Geothermal energy with its significant baseload capacity has long been investigated as a potential complement and long-term replacement for traditional fossil fuels in electricity and heat production. In order to develop deep geothermal reservoirs where there are not enough natural fluid pathways, the formation needs to be hydraulically stimulated. Creation of so called enhanced geothermal systems (EGS) opens fluid flow paths by injecting large quantities of water at elevated pressures. This is typically accompanied by induced seismicity. Some especially large induced earthquakes have led to the termination or suspension of several EGS projects in Europe, such as the deep heat mining projects in Basel and in St. Gallen, both in Switzerland. Recently, the occurrence of a MW 5.5 earthquake in 2017 near Pohang, South Korea, has been linked to a nearby EGS project. As such, there now exists substantial public concern about EGS projects in densely populated areas. Developing new coupled monitoring and injection strategies to minimize seismic risk is therefore key to safe development of urban geothermal resources and to restore public faith in this clean and renewable energy.

In a new study published in Geophysical Research Letters, Bentz and co-workers analyzed the temporal evolution of seismicity and the growth of maximum observed moment magnitudes for a range of past and present stimulation projects. Their results show that the majority of the stimulation campaigns investigated reveal a clear linear relation between injected fluid volume or hydraulic energy and the cumulative seismic moments. For most projects studied, the observations are in good agreement with existing physical models that predict a relation between injected fluid volume and maximum seismic moment of induced events. This suggests that seismicity in most cases results from a stable, pressure-controlled rupture process, at least for an extended injection period. This means that induced seismicity and magnitudes could be managed by changes in injection strategy.

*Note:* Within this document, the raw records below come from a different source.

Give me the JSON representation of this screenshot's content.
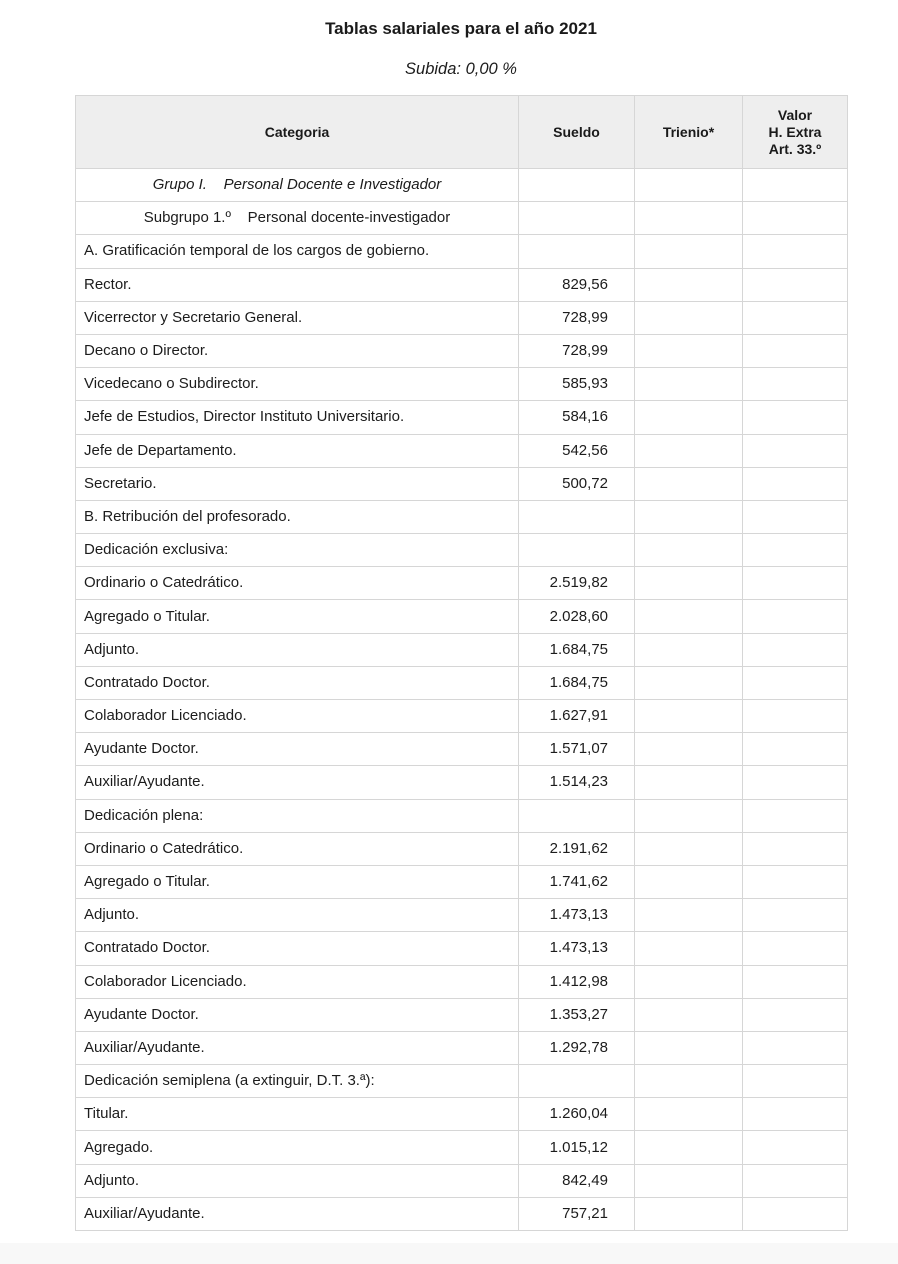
{
  "page": {
    "title": "Tablas salariales para el año 2021",
    "subtitle": "Subida: 0,00 %"
  },
  "colors": {
    "header_bg": "#eeeeee",
    "border": "#d6d6d6",
    "text": "#1c1c1c",
    "bottom_strip": "#f8f8f8",
    "page_bg": "#ffffff"
  },
  "table": {
    "headers": {
      "categoria": "Categoria",
      "sueldo": "Sueldo",
      "trienio": "Trienio*",
      "valor": "Valor\nH. Extra\nArt. 33.º"
    },
    "rows": [
      {
        "categoria": "Grupo I.    Personal Docente e Investigador",
        "sueldo": "",
        "trienio": "",
        "valor": "",
        "style": "group-italic-center"
      },
      {
        "categoria": "Subgrupo 1.º    Personal docente-investigador",
        "sueldo": "",
        "trienio": "",
        "valor": "",
        "style": "subgroup-center"
      },
      {
        "categoria": "A. Gratificación temporal de los cargos de gobierno.",
        "sueldo": "",
        "trienio": "",
        "valor": "",
        "style": "normal"
      },
      {
        "categoria": "Rector.",
        "sueldo": "829,56",
        "trienio": "",
        "valor": "",
        "style": "normal"
      },
      {
        "categoria": "Vicerrector y Secretario General.",
        "sueldo": "728,99",
        "trienio": "",
        "valor": "",
        "style": "normal"
      },
      {
        "categoria": "Decano o Director.",
        "sueldo": "728,99",
        "trienio": "",
        "valor": "",
        "style": "normal"
      },
      {
        "categoria": "Vicedecano o Subdirector.",
        "sueldo": "585,93",
        "trienio": "",
        "valor": "",
        "style": "normal"
      },
      {
        "categoria": "Jefe de Estudios, Director Instituto Universitario.",
        "sueldo": "584,16",
        "trienio": "",
        "valor": "",
        "style": "normal"
      },
      {
        "categoria": "Jefe de Departamento.",
        "sueldo": "542,56",
        "trienio": "",
        "valor": "",
        "style": "normal"
      },
      {
        "categoria": "Secretario.",
        "sueldo": "500,72",
        "trienio": "",
        "valor": "",
        "style": "normal"
      },
      {
        "categoria": "B. Retribución del profesorado.",
        "sueldo": "",
        "trienio": "",
        "valor": "",
        "style": "normal"
      },
      {
        "categoria": "Dedicación exclusiva:",
        "sueldo": "",
        "trienio": "",
        "valor": "",
        "style": "normal"
      },
      {
        "categoria": "Ordinario o Catedrático.",
        "sueldo": "2.519,82",
        "trienio": "",
        "valor": "",
        "style": "normal"
      },
      {
        "categoria": "Agregado o Titular.",
        "sueldo": "2.028,60",
        "trienio": "",
        "valor": "",
        "style": "normal"
      },
      {
        "categoria": "Adjunto.",
        "sueldo": "1.684,75",
        "trienio": "",
        "valor": "",
        "style": "normal"
      },
      {
        "categoria": "Contratado Doctor.",
        "sueldo": "1.684,75",
        "trienio": "",
        "valor": "",
        "style": "normal"
      },
      {
        "categoria": "Colaborador Licenciado.",
        "sueldo": "1.627,91",
        "trienio": "",
        "valor": "",
        "style": "normal"
      },
      {
        "categoria": "Ayudante Doctor.",
        "sueldo": "1.571,07",
        "trienio": "",
        "valor": "",
        "style": "normal"
      },
      {
        "categoria": "Auxiliar/Ayudante.",
        "sueldo": "1.514,23",
        "trienio": "",
        "valor": "",
        "style": "normal"
      },
      {
        "categoria": "Dedicación plena:",
        "sueldo": "",
        "trienio": "",
        "valor": "",
        "style": "normal"
      },
      {
        "categoria": "Ordinario o Catedrático.",
        "sueldo": "2.191,62",
        "trienio": "",
        "valor": "",
        "style": "normal"
      },
      {
        "categoria": "Agregado o Titular.",
        "sueldo": "1.741,62",
        "trienio": "",
        "valor": "",
        "style": "normal"
      },
      {
        "categoria": "Adjunto.",
        "sueldo": "1.473,13",
        "trienio": "",
        "valor": "",
        "style": "normal"
      },
      {
        "categoria": "Contratado Doctor.",
        "sueldo": "1.473,13",
        "trienio": "",
        "valor": "",
        "style": "normal"
      },
      {
        "categoria": "Colaborador Licenciado.",
        "sueldo": "1.412,98",
        "trienio": "",
        "valor": "",
        "style": "normal"
      },
      {
        "categoria": "Ayudante Doctor.",
        "sueldo": "1.353,27",
        "trienio": "",
        "valor": "",
        "style": "normal"
      },
      {
        "categoria": "Auxiliar/Ayudante.",
        "sueldo": "1.292,78",
        "trienio": "",
        "valor": "",
        "style": "normal"
      },
      {
        "categoria": "Dedicación semiplena (a extinguir, D.T. 3.ª):",
        "sueldo": "",
        "trienio": "",
        "valor": "",
        "style": "normal"
      },
      {
        "categoria": "Titular.",
        "sueldo": "1.260,04",
        "trienio": "",
        "valor": "",
        "style": "normal"
      },
      {
        "categoria": "Agregado.",
        "sueldo": "1.015,12",
        "trienio": "",
        "valor": "",
        "style": "normal"
      },
      {
        "categoria": "Adjunto.",
        "sueldo": "842,49",
        "trienio": "",
        "valor": "",
        "style": "normal"
      },
      {
        "categoria": "Auxiliar/Ayudante.",
        "sueldo": "757,21",
        "trienio": "",
        "valor": "",
        "style": "normal"
      }
    ]
  }
}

Stimulations that reveal unbound increases in seismic moment suggest that in these cases evolution of seismicity is mainly controlled by regional tectonics. During injection a pressure-controlled rupture may become unstable, with the maximum expected magnitude then being only limited by the size of tectonic faults and fault connectivity. Close near-real-time monitoring of the seismic moment evolution with injected fluid could help to identify stress-controlled stimulations at the early stages of injection or potentially diagnose critical changes in the stimulated system during injection for an immediate reaction in stimulation strategy.